ONCE MORE IN THE BOSOM OF HER FAMILY

Anna Mary was little more than sixteen years of age when it was considered time for her to leave school and return home.

Towards the end of March, 1763, she returned to Arezzo, lovingly welcomed by her parents and awaited by the old family retainers, who hadn't seen her since she had first left home. She was then a beautiful child, full of spirit and gaiety, but she showed, even then, a lively faith, a desire of good­ness and a hidden love of sacrifice, a perfect cult for truth and straight dealing that seemed to pre­dict great things for her character in the future.

Now she was back among them with the same simplicity and overflowing kindness as before.

After the first few days, Anna Mary returned to her natural calm, and it was apparent to all that her education had succeeded in bringing her to a high state of perfection. She had become so humble and charitable that not only had she every regard for the servants, but assisted them in all their daily work, however much they tried to prevent her. She listened to all their troubles and consoled them, entering into all their affairs with that true Chris­tian charity that levels all ranks.

With regard to her father, she most delicately and tactfully tried to spare him any extra expense on her behalf. While at school, she had received a present of money from her father. She now returned the sum intact and implored him to take it from her. While showing her his pleasure and love over such a generous offer, he nevertheless refused to accept it. She then gave it all away in charity. Every week she frequented the Sacraments in the church of the Jesuit Fathers. While there, she invariably knelt upright on the cold marble floor with no support, and was so absorbed in prayer and so full of reverence that she resembled an angel.

Quite alien to the things of this world, she ab­horred pomp and luxury and fashionable clothes because of the purity of her soul; she loved cleanli­ness, decency and neatness.

She was quite inaccessible to the temptations of vanity, and on occasions would use it rather as a means of mortification. Content with everything, she received unquestioningly the clothes they gave her to wear, provided they conformed with her ideas of modesty and plainness. She wore them without any alterations. If a button or a hook caused her any discomfort she never complained and would wear the garment just the same.

Every morning the hairdresser came to attend to her hair, but she never raised her eyes to the mirror to see the effect of his labors, and if asked to do so she would reply: "It is immaterial. It is well, thank you".

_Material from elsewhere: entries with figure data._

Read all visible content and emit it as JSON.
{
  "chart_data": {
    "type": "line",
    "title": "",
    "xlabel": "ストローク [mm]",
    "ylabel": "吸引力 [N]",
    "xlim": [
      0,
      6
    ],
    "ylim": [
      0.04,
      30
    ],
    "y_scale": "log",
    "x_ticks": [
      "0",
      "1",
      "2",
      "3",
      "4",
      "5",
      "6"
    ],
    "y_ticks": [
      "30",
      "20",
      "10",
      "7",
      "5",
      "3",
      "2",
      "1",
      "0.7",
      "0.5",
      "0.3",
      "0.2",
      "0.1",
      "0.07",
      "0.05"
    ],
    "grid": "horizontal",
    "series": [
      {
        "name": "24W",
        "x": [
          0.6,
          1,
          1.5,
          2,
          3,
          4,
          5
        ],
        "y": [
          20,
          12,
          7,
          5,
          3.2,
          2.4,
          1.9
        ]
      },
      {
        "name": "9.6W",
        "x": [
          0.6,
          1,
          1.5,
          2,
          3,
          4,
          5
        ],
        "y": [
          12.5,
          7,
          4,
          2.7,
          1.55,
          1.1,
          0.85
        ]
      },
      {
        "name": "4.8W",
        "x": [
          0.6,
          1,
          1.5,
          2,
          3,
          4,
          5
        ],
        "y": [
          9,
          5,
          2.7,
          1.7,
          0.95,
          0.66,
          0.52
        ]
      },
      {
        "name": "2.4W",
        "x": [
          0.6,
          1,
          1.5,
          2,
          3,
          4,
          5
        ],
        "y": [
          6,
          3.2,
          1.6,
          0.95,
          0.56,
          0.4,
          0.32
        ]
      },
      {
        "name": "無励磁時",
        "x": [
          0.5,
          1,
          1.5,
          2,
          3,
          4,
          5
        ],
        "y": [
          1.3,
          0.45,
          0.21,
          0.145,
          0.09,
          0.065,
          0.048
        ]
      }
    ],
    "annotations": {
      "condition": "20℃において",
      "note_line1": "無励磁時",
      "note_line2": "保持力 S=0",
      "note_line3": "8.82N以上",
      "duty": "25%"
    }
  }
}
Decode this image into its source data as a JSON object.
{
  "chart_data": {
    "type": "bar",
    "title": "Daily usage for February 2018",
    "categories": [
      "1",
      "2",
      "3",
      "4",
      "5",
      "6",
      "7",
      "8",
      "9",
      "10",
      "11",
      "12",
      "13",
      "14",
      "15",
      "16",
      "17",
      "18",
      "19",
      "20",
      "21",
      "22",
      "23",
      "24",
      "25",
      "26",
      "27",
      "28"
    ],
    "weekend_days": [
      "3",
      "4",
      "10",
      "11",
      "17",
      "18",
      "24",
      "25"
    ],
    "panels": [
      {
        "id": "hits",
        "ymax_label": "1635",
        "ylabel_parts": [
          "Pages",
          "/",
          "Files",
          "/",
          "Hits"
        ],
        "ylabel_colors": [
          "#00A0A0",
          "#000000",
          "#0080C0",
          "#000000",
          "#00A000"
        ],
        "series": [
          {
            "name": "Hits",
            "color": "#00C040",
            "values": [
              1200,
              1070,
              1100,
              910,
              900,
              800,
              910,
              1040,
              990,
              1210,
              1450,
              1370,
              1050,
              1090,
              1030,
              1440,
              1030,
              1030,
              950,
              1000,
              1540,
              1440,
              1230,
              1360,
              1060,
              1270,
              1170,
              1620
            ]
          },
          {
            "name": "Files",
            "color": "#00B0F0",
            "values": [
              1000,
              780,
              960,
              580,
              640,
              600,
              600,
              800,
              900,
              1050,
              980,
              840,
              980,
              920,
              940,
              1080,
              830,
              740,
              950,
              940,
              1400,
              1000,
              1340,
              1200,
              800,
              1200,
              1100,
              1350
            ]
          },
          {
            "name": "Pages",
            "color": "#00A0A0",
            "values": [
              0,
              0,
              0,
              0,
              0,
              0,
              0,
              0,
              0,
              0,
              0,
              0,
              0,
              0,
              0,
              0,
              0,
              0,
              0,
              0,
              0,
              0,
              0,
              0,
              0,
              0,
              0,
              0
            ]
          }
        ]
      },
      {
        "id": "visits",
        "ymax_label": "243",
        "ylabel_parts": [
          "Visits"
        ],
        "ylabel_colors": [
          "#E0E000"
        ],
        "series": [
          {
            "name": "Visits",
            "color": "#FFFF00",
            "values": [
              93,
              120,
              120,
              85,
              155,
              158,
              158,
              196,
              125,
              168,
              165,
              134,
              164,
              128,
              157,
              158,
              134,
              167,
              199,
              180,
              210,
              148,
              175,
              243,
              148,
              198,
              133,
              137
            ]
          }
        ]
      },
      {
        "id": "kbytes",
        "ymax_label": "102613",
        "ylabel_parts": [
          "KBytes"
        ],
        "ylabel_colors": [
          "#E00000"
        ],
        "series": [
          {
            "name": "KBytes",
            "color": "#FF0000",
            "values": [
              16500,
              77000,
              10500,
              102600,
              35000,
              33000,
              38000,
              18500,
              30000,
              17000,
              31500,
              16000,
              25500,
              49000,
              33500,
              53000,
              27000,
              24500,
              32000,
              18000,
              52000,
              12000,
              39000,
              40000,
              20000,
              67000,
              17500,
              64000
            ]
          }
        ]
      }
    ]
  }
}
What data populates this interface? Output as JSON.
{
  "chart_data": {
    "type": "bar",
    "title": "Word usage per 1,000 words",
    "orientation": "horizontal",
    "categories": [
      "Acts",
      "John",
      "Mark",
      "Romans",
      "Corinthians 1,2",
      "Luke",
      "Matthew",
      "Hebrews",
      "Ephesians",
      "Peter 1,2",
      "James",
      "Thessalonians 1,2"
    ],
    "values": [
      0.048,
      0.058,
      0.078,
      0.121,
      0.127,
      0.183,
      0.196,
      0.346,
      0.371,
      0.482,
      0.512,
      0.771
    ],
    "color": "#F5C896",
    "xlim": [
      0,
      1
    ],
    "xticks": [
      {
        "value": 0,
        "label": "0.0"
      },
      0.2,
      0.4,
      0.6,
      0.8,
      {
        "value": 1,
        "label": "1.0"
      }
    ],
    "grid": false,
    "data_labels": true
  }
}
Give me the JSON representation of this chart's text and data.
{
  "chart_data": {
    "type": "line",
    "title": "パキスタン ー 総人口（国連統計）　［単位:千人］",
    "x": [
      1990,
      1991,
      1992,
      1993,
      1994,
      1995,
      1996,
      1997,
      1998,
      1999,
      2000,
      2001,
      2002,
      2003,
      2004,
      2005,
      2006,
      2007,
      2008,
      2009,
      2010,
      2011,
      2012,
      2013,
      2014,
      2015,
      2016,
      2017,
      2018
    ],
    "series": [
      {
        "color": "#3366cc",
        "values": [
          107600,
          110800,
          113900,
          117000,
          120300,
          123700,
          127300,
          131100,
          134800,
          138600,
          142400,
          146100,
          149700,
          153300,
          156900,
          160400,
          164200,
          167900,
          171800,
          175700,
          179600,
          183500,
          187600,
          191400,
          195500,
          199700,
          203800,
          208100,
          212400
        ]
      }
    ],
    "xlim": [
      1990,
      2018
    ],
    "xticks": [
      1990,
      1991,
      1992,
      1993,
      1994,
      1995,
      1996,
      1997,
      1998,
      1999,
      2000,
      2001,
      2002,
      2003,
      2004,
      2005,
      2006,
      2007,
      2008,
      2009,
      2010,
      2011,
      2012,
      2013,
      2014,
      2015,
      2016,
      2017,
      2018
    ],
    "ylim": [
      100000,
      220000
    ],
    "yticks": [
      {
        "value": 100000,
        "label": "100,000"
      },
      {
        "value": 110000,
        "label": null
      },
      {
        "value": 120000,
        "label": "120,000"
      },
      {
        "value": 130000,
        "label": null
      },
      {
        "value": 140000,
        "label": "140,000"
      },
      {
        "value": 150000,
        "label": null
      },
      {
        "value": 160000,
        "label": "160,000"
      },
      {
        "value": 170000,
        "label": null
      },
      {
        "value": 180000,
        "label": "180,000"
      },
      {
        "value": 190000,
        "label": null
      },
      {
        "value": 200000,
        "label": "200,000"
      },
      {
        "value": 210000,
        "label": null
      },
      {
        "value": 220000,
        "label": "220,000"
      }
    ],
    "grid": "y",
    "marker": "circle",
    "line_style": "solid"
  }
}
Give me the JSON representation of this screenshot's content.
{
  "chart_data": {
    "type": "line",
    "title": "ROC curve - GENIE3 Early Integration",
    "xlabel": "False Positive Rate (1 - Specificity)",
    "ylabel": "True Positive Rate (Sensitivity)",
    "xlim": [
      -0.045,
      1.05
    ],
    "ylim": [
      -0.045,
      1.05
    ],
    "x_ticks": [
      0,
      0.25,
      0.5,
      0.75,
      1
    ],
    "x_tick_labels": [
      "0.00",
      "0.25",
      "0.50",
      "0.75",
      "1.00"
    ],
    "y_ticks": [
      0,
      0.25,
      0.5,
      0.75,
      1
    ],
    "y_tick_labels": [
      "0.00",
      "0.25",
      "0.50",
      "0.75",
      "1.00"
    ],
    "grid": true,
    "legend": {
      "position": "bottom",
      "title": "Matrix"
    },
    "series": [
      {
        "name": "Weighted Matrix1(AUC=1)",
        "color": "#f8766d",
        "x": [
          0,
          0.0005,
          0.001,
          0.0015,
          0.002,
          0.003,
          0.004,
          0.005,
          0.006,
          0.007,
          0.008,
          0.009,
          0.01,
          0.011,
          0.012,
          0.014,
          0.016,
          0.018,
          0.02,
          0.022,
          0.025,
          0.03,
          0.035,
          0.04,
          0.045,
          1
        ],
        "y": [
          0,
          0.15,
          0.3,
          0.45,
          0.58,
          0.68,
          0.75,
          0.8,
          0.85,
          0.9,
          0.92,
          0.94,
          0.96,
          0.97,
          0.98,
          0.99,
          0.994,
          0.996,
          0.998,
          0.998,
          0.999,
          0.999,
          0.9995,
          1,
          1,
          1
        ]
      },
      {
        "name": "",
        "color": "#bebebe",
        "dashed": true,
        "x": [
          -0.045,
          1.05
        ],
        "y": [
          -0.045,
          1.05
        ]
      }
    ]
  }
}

The marvels of nature, however, always interested her; they were to her like a shining prism that reflected the love of God. The purer a soul is, the easier it communicates with the Creator through the creature.

Anna Mary loved flowers, plants, glowing sunsets, the pale dawns, the calm and the fury of the elements, the birds and even the insects, because she used to say that even these proletarians of the animal world taught her to love and to correspond to the love of God.

However much she loved retirement and quiet, she knew how to adapt herself when necessary, to the social duties that her rank and position obliged her to keep up. Her exceptional modesty added a special attraction to her angelic personality, and the inward splendor of her soul seemed to radiate outwardly and give a new grace to the rare gifts of beauty with which nature had endowed her.

Her mother was aware of the admiration Anna Mary awoke in others and began to speculate with pleasure about a suitable marriage for her daughter. No matter how closely she had watched her from infancy, she did not have an inkling of her child's great secret.

Who among that aristocratic crowd could have even dimly imagined that that beautiful and delicate girl wore a hair shirt under her fashionable clothes, or that an hour or so after the entertainment, she would be cruelly flagellating herself?

That little room of hers could indeed tell tales of severe mortifications and penances voluntarily undertaken. She would pray for hours with her hands under her knees; now prostrate with her face on the ground or barely keeping her balance on the extreme edge of the prie-dieu.

When she was sure that the household was asleep, she would remove the mattress of her bed and lie on the bare boards. This was a great sacrifice to her, especially because she had to rise extra early to put the bed in order before she was called, so that no one would discover her austerities.

Why these hard penances? Why the thorns crushing the flower ere the bud had burst into bloom? So that God alone would be the Master of her whole being and not the rebellious flesh. Anna Mary approached mortification in a simple manner. It was sufficient for her to contemplate Jesus suffering, to be with Him, like Him, endure all He endured; to sweeten His pain by sharing it. God cannot but melt with tenderness seeing a soul mortifying itself for love of Him. She tried to imitate the Divine sufferings of His only Son perfectly. This soul went to Him wearing a livery stained with blood, and to this blood, He denied nothing.

A soul that cannot bear some privation midst the pleasures of this world, a soul that will not mortify its senses, even without encountering any great danger, is not fit for the sublime reign of perfection.